Monday, September 13, 2010

Chicken Taquitos

Please excuse the messy background.  I was in too much of a hurry to snap the shot before the sun went down and/or the baby started crying.

These were very yummy, good enough and pretty enough for company, but easy enough for a weeknight.  Sooooo much better than the frozen store-bought taquitos, there's not even a comparison. 
  • 4 boneless, skinless chicken breasts cooked, shredded*
  • 1 1/2 cups shredded smoked cheddar and swiss cheese blend (if you can't find the blend, you can just use smoked cheddar)
  • 1 (7oz) can salsa verde (about 1 cup)
  • 1 cup chopped onion
  • 20 6-in corn tortillas
  • 1 quart oil for frying or a little olive oil for baking**
  • 1 cup sour cream (optional)
  • 1 cup chunky salsa (optional)
  • 1 cup guacamole (optional)
  1. Heal oil in deep fryer to 350**.
  2. In a medium bowl, mix together chicken, cheese, salsa verde, and onions.  Spoon about 1 1/2 TBS chicken mixture into soft*** tortilla.  You'll want your tortilla about 1" wide when rolled.  The filling shouldn't come close to the ends or it will fall out.  Secure with toothpicks.
  3. Fry rolls 4 or 5 at a time, so they have enough room to cook evenly.  Drain on paper towels, top with sour cream, salsa, and/or guacamole.
Ok, here are my notes. 
*To make the shredded chicken, I just stuck the chicken and a can of chicken broth in the crockpot on hi for about 4 hours
**You can either bake or fry these babies.  I baked them.  I put the rolled tquitos on a cookie sheet, brushed them with olive oil (be sure to get the ends), and baked them at 500 for about 10 minutes, until golden brown. 
***There are several methods to softening the tortilla so they don't crack while rolling them.  My favorite method is to stick a couple of tortillas in a zip lock bag, zip it closed, and cook it on hi for 15 seconds.  When you do it this way, you won't even need to use the toothpicks, they'll just stay in place.  I've heard there are some health risks to doing it this way, but I guess that means I care more about having pretty taquitos than my health.  Shame on me!

Guacamole



Wowza this guac is full of flavor.  I made it with taquitos tonight, and it sorta stole the show.  VERY yummy, I'll be making this again very soon. 

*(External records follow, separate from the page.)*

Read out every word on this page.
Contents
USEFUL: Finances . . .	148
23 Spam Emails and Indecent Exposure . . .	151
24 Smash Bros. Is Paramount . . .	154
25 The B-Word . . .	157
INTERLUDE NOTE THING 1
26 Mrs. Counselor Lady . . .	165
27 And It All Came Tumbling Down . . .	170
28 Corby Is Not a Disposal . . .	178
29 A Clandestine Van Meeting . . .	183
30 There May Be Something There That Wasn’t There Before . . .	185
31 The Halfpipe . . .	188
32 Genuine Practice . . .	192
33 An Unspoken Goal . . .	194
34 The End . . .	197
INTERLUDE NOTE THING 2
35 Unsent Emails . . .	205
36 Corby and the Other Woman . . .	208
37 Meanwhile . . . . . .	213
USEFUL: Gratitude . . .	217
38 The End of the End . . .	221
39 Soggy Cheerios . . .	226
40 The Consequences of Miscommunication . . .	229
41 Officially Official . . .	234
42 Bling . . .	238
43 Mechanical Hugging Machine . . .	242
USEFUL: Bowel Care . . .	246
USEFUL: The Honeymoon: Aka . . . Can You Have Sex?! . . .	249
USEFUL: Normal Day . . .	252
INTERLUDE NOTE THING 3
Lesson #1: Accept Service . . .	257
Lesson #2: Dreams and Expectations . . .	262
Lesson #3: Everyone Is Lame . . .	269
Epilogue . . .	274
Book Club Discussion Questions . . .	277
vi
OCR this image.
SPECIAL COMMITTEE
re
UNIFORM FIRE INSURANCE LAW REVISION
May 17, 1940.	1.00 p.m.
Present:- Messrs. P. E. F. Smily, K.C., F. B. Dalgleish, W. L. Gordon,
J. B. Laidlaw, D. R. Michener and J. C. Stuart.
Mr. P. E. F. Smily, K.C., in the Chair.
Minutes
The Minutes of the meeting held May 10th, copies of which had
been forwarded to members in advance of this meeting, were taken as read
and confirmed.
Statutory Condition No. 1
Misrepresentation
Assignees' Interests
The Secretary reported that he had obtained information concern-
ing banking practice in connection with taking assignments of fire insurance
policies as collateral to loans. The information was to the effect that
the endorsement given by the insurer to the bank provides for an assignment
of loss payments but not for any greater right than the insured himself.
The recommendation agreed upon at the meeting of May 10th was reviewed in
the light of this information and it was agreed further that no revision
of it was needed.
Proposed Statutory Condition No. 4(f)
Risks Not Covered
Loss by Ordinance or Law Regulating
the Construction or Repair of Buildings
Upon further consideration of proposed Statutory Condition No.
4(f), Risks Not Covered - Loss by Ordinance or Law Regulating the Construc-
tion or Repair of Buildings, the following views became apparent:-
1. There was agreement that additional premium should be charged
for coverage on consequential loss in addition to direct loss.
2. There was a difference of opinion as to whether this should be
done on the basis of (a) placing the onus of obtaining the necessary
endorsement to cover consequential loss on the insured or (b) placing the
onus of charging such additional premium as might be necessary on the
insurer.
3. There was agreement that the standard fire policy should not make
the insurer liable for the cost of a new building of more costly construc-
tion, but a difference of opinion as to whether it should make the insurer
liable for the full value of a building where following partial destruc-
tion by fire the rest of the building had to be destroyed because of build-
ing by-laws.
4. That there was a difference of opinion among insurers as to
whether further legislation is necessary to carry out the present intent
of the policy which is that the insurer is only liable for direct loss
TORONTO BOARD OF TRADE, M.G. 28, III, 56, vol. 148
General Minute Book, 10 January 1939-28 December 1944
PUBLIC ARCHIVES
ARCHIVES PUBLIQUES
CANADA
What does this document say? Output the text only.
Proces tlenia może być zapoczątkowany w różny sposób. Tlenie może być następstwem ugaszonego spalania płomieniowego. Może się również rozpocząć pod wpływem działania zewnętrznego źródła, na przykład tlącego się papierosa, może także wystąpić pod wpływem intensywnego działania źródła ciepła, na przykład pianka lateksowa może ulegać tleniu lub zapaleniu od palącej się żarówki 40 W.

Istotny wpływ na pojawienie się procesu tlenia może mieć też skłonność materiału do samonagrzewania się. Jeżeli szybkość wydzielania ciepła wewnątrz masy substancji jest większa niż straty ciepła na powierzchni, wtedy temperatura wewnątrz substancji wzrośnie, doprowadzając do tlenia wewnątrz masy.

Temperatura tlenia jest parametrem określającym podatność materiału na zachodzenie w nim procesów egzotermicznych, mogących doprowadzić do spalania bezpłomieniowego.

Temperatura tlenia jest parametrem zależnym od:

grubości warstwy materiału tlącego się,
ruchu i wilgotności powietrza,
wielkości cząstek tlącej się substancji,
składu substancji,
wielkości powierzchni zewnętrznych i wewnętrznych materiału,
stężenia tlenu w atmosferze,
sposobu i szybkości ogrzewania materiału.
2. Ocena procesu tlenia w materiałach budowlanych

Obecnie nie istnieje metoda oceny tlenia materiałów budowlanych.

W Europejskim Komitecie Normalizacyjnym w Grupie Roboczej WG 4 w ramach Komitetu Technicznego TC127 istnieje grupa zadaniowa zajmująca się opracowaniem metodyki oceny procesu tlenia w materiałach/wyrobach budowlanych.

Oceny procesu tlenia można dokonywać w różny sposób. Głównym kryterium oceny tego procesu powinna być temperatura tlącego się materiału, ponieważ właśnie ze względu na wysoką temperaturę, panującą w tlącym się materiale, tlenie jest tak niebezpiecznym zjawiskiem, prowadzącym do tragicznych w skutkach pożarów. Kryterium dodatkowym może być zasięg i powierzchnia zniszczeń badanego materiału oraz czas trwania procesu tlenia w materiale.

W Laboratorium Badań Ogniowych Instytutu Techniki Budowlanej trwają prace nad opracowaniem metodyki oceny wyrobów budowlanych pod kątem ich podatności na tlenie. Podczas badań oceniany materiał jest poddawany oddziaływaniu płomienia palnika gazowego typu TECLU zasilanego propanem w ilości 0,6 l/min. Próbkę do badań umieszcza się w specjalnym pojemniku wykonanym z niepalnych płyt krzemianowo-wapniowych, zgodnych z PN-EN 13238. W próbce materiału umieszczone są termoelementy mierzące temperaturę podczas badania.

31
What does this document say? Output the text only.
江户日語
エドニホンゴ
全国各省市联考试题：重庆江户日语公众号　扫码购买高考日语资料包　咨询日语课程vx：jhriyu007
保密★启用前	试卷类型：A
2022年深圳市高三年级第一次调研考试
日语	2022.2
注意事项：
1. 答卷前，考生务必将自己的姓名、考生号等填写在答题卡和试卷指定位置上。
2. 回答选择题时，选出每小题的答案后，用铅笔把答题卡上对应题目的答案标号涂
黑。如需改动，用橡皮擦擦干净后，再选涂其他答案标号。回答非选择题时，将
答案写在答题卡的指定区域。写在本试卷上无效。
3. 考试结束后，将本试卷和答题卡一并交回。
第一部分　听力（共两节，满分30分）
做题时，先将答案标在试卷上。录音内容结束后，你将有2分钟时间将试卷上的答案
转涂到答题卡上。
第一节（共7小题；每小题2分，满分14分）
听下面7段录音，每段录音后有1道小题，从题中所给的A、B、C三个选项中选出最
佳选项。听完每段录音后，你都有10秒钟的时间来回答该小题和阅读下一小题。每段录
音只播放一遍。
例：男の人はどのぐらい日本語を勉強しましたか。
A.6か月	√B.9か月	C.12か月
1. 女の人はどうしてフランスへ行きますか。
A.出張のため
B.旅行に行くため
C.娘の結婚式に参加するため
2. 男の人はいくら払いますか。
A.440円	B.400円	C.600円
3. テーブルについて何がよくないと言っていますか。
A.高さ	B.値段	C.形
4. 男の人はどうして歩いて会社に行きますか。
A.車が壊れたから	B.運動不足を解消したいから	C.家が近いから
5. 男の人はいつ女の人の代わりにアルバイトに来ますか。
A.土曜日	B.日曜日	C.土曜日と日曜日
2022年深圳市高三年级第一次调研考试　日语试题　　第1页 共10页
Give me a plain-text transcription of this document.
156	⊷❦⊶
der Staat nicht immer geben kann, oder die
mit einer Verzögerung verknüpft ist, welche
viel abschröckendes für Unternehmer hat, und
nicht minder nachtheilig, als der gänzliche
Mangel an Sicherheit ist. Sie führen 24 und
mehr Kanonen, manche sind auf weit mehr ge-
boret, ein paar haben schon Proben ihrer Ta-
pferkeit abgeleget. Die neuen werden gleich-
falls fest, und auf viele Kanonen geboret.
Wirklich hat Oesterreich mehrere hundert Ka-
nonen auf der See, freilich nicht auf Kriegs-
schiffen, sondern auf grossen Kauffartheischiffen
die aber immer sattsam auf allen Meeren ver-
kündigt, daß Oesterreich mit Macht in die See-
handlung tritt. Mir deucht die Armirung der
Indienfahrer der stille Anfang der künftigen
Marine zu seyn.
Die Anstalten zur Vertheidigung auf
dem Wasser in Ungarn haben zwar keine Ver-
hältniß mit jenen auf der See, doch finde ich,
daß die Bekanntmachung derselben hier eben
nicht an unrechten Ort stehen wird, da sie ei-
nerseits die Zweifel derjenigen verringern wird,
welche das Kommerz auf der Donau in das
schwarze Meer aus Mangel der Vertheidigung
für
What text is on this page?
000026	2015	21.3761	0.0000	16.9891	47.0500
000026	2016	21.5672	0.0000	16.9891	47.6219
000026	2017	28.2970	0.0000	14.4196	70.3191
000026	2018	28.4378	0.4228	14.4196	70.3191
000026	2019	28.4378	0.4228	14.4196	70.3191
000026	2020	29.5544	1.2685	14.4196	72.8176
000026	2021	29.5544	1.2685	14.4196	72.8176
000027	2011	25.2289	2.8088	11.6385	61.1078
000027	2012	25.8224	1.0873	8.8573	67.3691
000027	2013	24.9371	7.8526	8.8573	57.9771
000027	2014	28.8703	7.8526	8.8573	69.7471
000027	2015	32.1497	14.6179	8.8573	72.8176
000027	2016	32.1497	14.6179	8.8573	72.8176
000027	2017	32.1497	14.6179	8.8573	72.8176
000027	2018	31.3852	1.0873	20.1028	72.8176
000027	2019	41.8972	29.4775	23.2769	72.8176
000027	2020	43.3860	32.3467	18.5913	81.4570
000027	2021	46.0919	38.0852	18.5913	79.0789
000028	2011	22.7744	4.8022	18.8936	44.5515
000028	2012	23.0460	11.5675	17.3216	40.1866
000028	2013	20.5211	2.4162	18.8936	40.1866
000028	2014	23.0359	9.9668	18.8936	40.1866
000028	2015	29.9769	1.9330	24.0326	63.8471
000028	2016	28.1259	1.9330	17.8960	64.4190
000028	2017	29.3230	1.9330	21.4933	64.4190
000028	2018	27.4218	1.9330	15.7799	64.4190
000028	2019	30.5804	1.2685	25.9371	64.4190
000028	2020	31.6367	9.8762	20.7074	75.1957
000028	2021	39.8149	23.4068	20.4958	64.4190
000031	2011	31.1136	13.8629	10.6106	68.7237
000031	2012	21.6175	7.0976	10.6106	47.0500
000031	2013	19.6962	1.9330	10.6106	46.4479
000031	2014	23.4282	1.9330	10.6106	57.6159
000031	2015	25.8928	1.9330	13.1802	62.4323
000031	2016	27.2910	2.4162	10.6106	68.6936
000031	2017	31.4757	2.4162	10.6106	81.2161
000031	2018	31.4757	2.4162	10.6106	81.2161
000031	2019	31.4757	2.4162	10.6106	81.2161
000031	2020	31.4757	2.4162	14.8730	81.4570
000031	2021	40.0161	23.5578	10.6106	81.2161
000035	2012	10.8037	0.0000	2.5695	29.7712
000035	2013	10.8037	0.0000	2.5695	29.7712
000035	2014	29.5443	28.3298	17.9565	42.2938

  • 3 avacados, peeled, pitted, and mashed
  • 1 lime, juiced (I used 1 TBS of lime juice)
  • 1 tsp salt
  • 1/2 cup diced onion
  • 3 TBS chopped fresh cilantro
  • 2 Roma (Plum) tomatoes, diced (about 1 cup)
  • 1 tsp minced garlic
  • 1 pinch cayenne pepper
  1. In a medium bowl, mash together avacados, lime juice and salt.  Mix in onion, cilantro and tomatoes, and garlic.  Stir in cayenne pepper.  Refridgerate one hour for best results, or serve immediately. 
I liked the guacamole chunky, but you can smooth it out by pureeing it.


**The lime juice helps the avacados not change color, so you can make it ahead (by a few hours, anyway)  If you're going to make it the night before, mix everything except the avacados, and add them right before you serve.